For the money i contribute to the NHS it most definitely exists to help support my lifestyle choices, robbing bastards!!
Free my arse!!!
Too right they should 'give' me knee braces and what-have-you if i need it.
I'd say whatever I said on here to your face, so less of the slightly odd threats and Nazi comparisons please you very odd person.
I suggest you just calm down a bit, make an appointment to see a GP, and if that doesn't work go and pay for someone like a physio.
The fact you need to come on here to ask for very basic common sense advice speaks volumes about you and your mental state.
Now go away.
> I have to agree NHS physios do as little as they can and it seems like some sort of unwritten competition to see who can treat a patient with the least effort possible.
> I am off work at the moment with, I hope soft tissue injuries. Initially my employer was able to offer me four private treatments from an approved physio. At the same time, I was able to self-refer to see an NHS physio.
> An example of the difference between the first two visits was frightening. The private physio gave me 90 minutes of his full attention with a variety of tasks. The first NHS treatment consisted of 10 minutes on a TENS machine and nothing else. Many, many weeks later I am reliant on NHS physios which I attend weekly.
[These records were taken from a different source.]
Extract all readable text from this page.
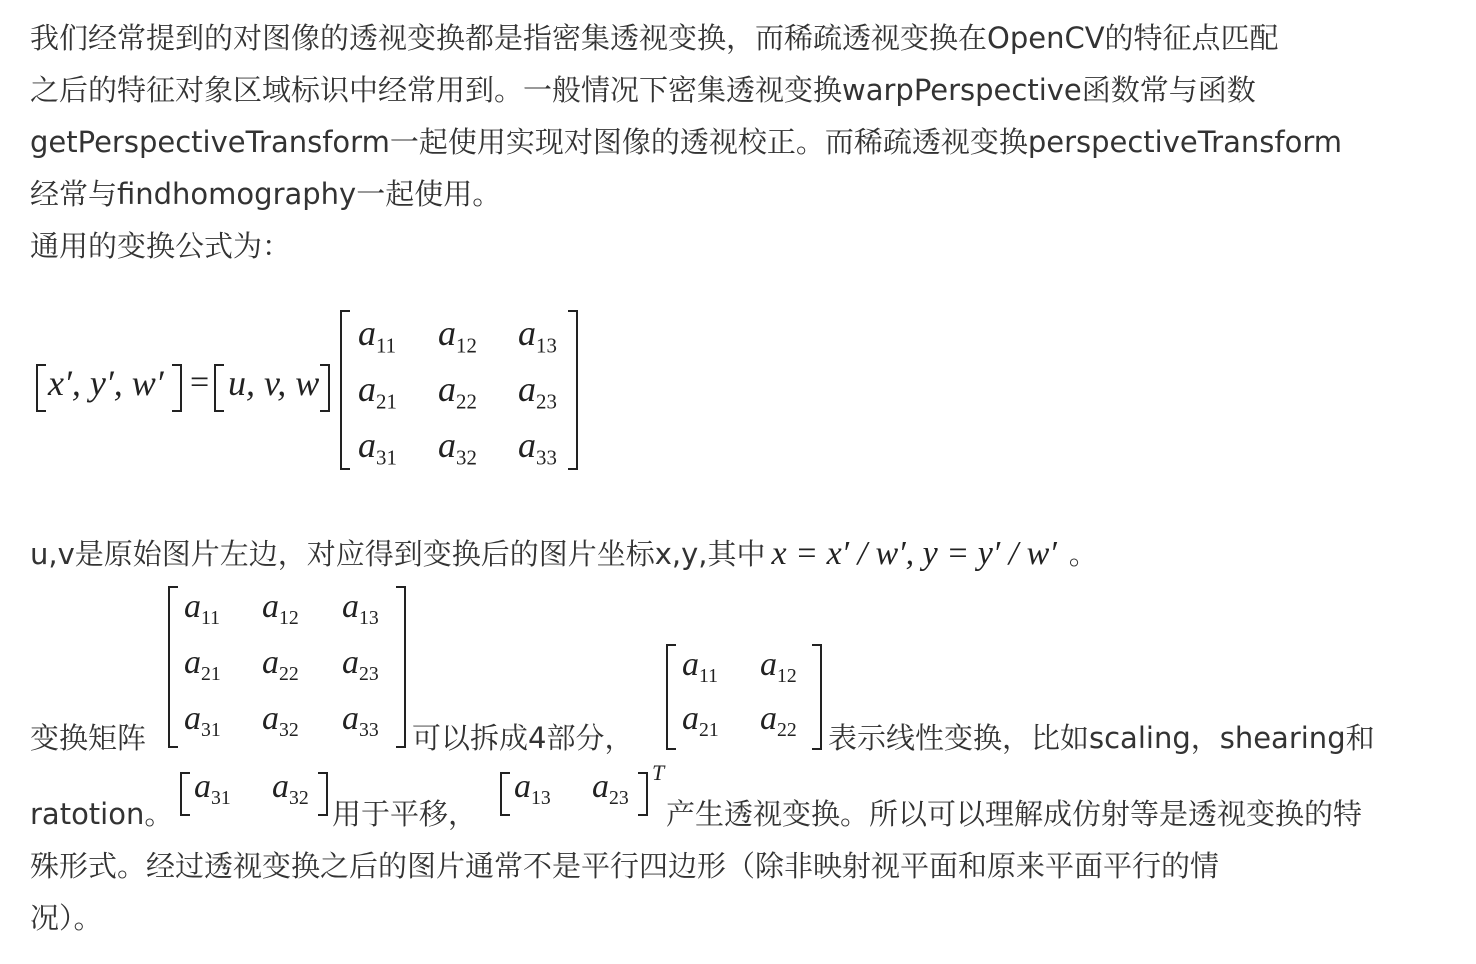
我们经常提到的对图像的透视变换都是指密集透视变换，而稀疏透视变换在OpenCV的特征点匹配
之后的特征对象区域标识中经常用到。一般情况下密集透视变换warpPerspective函数常与函数
getPerspectiveTransform一起使用实现对图像的透视校正。而稀疏透视变换perspectiveTransform
经常与findhomography一起使用。
通用的变换公式为：
x′, y′, w′ = u, v, w
$a_{11}$ $a_{12}$ $a_{13}$
$a_{21}$ $a_{22}$ $a_{23}$
$a_{31}$ $a_{32}$ $a_{33}$
u,v是原始图片左边，对应得到变换后的图片坐标x,y,其中 x = x′ / w′, y = y′ / w′ 。
变换矩阵
$a_{11}$ $a_{12}$ $a_{13}$
$a_{21}$ $a_{22}$ $a_{23}$
$a_{31}$ $a_{32}$ $a_{33}$ 可以拆成4部分，
$a_{11}$ $a_{12}$
$a_{21}$ $a_{22}$ 表示线性变换，比如scaling，shearing和
ratotion。
$a_{31}$ $a_{32}$ 用于平移，
$a_{13}$ $a_{23}$
T
产生透视变换。所以可以理解成仿射等是透视变换的特
殊形式。经过透视变换之后的图片通常不是平行四边形（除非映射视平面和原来平面平行的情
况）。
The best session I had lasted five minutes, of just conversation, before I was sent on my way.
> I have several more months yet to go with NHS physio treatment, and I mean that in the looses sense, until I can return to work.
> Private physios are excellant, and I pay for them when I can. NHS physios are limited by time, volume of patients and how much money they have to spend on treatment.
> To the OP if you are in pain, get yourself to A&E, sit there for four hours and see a doctor. That way you will start the process of treatment. You will probably be told what you already know and are doing but, most importantly, you may get referred to another department for further treatment another day. If you want immediate treatent, such as physio then get your wallet out.
Whilst you may not be having the best of experiences at present it is unfair to tar all NHS with the same brush.
I've had cause to use 2 NHS physios in the last 30 years and both were excellent. They asked what I wanted to achieve and got on with helping me get there.
> What's the point in calming the symptoms without treating the causes?
> That's what keeps me in a state of anxiety (and maybe helplessness).
Well, personally my experience is that whilst (fairly minor) pain is a symptom of an injury, it's largely just a warning for you to ease off a bit whilst the body heals itself, rather than needing "treatment" of any kind. And that odds are it'll go away if you do that, rather than get worse. So no, I don't think what you describe is inevitable. But if it keeps happening when you exercise, then so advice (from an exercise professional, rather than a health professional) might help you avoid that.
Agreed, stop flapping about a little pain. Rest and being sensible (not doing the thing that caused you the pain again) will most likely sort you out.
Do you have anxiety and health issues, you seem to be very over anxious about this kind of thing.
I think you should ignore all this Nazi advice about GPs, A&E, physio and whatnot, and get yourself to the nearest witchdoctor. They are in the Yellow Pages.
NHS Direct, 111, your GP. There. that was easy. You are lazy and determined to complain. I would not want to have to treat you.